There really was no legal requirement for two separate documents. Brief language could have effectively tied them together, in which case the court could, and likely would have treated the two documents as one. Since the documents did not clearly state how they should be interpreted in relation to each other, the court applied the contract law of the jurisdiction selected by the parties in deciding the outcome of the case. One may ask whether the end result was really one that the operator intended, or whether it was simply the result of the court’s interpretation of the documents that were prepared in this specific instance.
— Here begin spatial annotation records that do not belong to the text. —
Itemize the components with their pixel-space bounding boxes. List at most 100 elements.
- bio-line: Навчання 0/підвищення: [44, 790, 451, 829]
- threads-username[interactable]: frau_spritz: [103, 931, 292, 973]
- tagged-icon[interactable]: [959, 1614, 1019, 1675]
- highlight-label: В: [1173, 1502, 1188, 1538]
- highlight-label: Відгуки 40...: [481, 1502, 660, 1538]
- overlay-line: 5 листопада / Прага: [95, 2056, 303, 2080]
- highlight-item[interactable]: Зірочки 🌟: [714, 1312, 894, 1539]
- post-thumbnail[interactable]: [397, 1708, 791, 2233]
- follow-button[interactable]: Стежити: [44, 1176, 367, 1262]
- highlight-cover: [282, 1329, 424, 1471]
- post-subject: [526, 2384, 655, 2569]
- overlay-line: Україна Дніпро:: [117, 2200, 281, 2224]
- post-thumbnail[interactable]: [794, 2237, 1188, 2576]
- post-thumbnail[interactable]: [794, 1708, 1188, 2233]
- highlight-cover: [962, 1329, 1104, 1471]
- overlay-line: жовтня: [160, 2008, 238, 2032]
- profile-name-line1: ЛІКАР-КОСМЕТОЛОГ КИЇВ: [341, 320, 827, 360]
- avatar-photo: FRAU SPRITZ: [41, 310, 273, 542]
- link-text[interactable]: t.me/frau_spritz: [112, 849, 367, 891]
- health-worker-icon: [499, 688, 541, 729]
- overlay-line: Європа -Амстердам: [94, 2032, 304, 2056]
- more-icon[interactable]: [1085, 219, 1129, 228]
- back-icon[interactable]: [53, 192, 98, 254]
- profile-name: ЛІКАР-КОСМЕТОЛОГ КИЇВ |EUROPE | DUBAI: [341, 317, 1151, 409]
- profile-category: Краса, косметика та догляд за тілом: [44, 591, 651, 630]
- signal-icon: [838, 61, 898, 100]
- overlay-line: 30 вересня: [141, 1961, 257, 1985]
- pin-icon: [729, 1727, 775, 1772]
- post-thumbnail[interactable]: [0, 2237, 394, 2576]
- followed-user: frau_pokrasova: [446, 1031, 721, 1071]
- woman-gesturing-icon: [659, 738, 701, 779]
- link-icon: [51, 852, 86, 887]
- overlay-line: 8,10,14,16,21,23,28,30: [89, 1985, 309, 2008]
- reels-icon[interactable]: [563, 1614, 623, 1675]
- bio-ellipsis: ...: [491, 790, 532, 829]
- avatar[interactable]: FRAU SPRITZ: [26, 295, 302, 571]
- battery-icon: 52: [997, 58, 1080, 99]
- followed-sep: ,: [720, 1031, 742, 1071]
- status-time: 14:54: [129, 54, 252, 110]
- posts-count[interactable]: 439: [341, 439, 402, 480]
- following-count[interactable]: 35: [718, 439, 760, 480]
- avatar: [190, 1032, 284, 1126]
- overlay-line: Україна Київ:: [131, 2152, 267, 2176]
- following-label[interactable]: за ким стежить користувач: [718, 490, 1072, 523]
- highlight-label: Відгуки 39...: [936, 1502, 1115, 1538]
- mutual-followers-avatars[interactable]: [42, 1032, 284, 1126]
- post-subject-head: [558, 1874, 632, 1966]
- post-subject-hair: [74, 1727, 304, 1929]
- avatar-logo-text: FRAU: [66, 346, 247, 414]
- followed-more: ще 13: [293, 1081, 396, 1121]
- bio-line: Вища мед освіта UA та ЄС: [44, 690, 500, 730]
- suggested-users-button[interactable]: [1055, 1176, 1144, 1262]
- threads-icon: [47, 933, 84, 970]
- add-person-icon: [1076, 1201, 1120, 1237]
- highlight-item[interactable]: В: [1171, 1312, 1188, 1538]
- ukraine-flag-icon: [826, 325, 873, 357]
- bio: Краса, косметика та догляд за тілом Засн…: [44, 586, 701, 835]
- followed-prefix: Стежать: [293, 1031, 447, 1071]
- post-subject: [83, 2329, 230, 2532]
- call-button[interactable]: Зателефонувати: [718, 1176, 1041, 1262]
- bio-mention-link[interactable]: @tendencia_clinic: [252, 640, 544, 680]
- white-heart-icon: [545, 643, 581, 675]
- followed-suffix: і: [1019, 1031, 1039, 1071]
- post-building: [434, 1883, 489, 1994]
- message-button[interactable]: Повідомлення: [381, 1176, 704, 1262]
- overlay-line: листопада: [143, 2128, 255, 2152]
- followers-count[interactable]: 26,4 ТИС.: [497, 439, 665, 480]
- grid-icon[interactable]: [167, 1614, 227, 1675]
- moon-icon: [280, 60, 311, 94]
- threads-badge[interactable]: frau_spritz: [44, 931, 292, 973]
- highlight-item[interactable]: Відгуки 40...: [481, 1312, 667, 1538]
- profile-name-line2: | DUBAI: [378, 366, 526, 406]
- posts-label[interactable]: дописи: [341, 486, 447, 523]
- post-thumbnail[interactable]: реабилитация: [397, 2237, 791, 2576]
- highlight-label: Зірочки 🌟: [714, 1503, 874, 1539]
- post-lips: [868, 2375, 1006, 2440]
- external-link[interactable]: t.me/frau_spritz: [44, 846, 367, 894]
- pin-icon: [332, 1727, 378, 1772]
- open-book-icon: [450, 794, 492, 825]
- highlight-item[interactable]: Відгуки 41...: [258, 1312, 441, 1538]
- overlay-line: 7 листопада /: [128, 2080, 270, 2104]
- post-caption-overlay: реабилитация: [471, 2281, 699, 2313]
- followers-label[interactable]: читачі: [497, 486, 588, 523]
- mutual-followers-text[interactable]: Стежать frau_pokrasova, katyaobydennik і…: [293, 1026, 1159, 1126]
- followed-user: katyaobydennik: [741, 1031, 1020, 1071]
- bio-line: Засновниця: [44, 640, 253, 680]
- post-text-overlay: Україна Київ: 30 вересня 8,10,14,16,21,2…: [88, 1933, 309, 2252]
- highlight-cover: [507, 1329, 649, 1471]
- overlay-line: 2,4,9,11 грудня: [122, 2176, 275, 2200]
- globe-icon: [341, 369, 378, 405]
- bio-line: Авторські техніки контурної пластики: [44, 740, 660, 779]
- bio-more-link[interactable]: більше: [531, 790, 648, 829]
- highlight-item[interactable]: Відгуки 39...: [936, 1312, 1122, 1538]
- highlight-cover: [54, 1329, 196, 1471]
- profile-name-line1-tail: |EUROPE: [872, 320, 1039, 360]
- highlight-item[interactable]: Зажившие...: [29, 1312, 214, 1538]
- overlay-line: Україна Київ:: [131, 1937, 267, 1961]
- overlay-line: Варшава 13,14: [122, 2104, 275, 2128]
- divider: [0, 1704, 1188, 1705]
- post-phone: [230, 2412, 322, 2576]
It’s a fair question and points to the real lesson that should be learned from this and similar cases.

The importance of clearly-drafted hospitality industry agreements cannot be overstated.

Whether preparing a letter of intent at the very beginning of a deal or finalizing the definitive transaction documents for a transaction that may be effective for half a century or more, everything that is important to either party should be clearly and completely spelled out in the hotel management agreement and any related documents. This is not to say that anticipating every single

potential eventuality is an easy or even necessary task. However, items of particular importance – and certainly those involving things like significant sums of money, material obligations of the parties and termination – must be spelled out in what non-lawyers may consider excruciating detail. It is one of those situations where the dispute you save may be your own.

The take away here can be expressed in two phrases: “Write what you mean” and “Mean what you write.”